Des activités de pêche et de chasse
La grande quantité des restes de faune marine montre que les communautés néoindiennes étaient très fortement tournées vers l'exploitation du milieu marin. La collecte de coquillages, de crustacés, de tortues et la pêche en mer sont les moyens de subsistance privilégiés qui laissent le plus grand nombre de restes. Toutefois, la chasse est aussi pratiquée et l'étude de la faune vertébrée devrait confirmer la présence de restes d'oiseaux, de reptiles et de rongeurs.

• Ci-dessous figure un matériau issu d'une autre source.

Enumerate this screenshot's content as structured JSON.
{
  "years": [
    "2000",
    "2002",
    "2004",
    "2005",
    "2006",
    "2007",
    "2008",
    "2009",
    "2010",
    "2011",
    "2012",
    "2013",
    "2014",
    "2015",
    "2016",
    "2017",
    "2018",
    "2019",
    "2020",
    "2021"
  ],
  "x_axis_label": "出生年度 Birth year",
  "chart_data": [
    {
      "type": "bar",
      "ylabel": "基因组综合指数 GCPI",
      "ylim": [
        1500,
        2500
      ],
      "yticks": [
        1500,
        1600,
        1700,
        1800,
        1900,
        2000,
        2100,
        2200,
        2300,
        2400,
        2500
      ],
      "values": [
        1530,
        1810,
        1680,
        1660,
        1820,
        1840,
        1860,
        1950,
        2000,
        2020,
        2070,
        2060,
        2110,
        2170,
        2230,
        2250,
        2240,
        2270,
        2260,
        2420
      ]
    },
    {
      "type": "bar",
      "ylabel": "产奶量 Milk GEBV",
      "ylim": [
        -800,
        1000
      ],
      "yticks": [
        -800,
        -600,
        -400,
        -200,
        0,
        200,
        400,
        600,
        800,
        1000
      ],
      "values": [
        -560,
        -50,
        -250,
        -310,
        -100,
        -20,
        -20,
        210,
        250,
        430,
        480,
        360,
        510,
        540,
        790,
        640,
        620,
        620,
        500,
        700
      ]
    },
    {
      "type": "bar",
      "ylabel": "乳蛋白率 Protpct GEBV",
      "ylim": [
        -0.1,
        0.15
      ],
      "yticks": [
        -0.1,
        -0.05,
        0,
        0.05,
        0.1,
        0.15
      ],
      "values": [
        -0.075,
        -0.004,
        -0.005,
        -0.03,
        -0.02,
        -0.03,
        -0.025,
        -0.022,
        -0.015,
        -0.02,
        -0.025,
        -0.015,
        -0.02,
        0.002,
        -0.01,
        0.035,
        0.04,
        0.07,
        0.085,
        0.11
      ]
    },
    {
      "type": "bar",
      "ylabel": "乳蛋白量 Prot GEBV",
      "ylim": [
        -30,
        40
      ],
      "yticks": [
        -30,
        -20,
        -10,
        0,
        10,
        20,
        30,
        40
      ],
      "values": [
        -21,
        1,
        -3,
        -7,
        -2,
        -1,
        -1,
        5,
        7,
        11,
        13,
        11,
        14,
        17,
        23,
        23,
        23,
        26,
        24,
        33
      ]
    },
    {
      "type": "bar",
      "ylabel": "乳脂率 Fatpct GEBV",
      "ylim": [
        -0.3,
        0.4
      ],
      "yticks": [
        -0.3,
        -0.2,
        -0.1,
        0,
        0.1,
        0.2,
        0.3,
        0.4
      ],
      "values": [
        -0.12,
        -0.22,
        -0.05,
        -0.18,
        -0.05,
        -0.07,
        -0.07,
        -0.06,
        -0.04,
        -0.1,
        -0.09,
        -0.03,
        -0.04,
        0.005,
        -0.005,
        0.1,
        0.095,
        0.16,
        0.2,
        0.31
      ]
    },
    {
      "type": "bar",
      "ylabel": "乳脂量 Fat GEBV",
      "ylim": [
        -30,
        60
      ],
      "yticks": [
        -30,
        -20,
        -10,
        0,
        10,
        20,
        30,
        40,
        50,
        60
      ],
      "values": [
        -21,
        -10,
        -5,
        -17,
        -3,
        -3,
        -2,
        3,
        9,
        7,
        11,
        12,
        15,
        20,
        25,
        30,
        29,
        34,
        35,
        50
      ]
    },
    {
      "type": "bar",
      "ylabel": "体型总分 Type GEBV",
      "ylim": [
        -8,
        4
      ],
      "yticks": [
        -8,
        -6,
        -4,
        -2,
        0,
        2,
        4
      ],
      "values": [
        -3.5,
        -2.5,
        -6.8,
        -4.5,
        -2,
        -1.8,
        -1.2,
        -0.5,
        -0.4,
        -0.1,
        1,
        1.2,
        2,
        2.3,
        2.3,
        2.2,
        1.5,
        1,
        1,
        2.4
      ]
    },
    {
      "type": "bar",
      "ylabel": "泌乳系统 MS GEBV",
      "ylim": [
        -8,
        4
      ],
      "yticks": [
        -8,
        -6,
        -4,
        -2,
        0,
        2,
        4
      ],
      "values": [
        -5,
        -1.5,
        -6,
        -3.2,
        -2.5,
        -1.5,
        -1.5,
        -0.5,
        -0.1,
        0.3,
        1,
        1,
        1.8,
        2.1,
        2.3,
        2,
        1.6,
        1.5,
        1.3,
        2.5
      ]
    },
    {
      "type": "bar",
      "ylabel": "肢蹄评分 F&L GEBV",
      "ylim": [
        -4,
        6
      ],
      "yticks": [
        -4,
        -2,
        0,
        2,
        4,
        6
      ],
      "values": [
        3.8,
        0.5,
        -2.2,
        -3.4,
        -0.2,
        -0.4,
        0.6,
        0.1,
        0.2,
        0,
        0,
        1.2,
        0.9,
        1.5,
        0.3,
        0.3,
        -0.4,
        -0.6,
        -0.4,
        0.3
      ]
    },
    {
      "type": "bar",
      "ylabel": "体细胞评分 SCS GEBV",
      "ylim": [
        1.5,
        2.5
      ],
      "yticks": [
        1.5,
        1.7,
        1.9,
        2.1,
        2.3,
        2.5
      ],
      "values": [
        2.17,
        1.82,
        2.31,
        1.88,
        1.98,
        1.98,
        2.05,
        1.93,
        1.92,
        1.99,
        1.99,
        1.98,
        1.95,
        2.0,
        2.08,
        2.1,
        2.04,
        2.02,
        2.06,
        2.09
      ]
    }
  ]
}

Des outils en pierre, en corail et en os
Les occupants du village amérindien de grand Case Nord disposaient à proximité de leur matière première favorite pour la confection d'outils en pierre : la cherto-tuffite dont un gisement naturel se trouve sur le morne. La calcirudite est également présente sur l'île et est aussi largement utilisée. La présence d'autres matières premières lithiques, en moindre quantité toutefois, renseigne sur les déplacements et/ou échanges des populations précolombiennes à cette époque dans les Petites Antilles. Une très grande quantité d'outils sur ces matériaux a été extraite de la fouille, le corail ainsi que l'os ont également servi à la confection d'outils.
La céramique
L'étude de l'assemblage céramique fait état d'une grande homogénéité typologique (D. Bonnissent) ce qui indique que la zone fouillée correspond à une même aire de rejet. L'attribution typo-chronologique renvoi au style Mill Riff de la sous-série mamoran-troumassoïde ; toutefois, quelques éléments provenant des niveaux supérieurs, sur cette parcelle et la parcelle voisine BK77 (Briand, 2014), pourraient appartenir à une période plus tardive. L'unique datation disponible actuellement a été réalisée lors du diagnostic et fourni également un âge plus tardif soit Cal AD 1010-1170 (Serrand 2013).
Perspectives
La fouille à venir de la parcelle BK77 nous permettra de mieux appréhender la dispersion spatiale de cette occupation amérindienne, de comprendre l'organisation et la structuration du village entre zone d'habitat à proprement parler, zone de dépotoir, et peut-être zone périphériques abritant diverses activités. Ce sera également l'occasion de vérifier la présence d'une occupation plus tardive venant chevaucher l'occupation mamoran-troumassoïde de style Mill Riff. Ces niveaux appartiendraient à des cultures méconnues voire inconnues à l'heure actuelle sur l'île de Saint-Martin.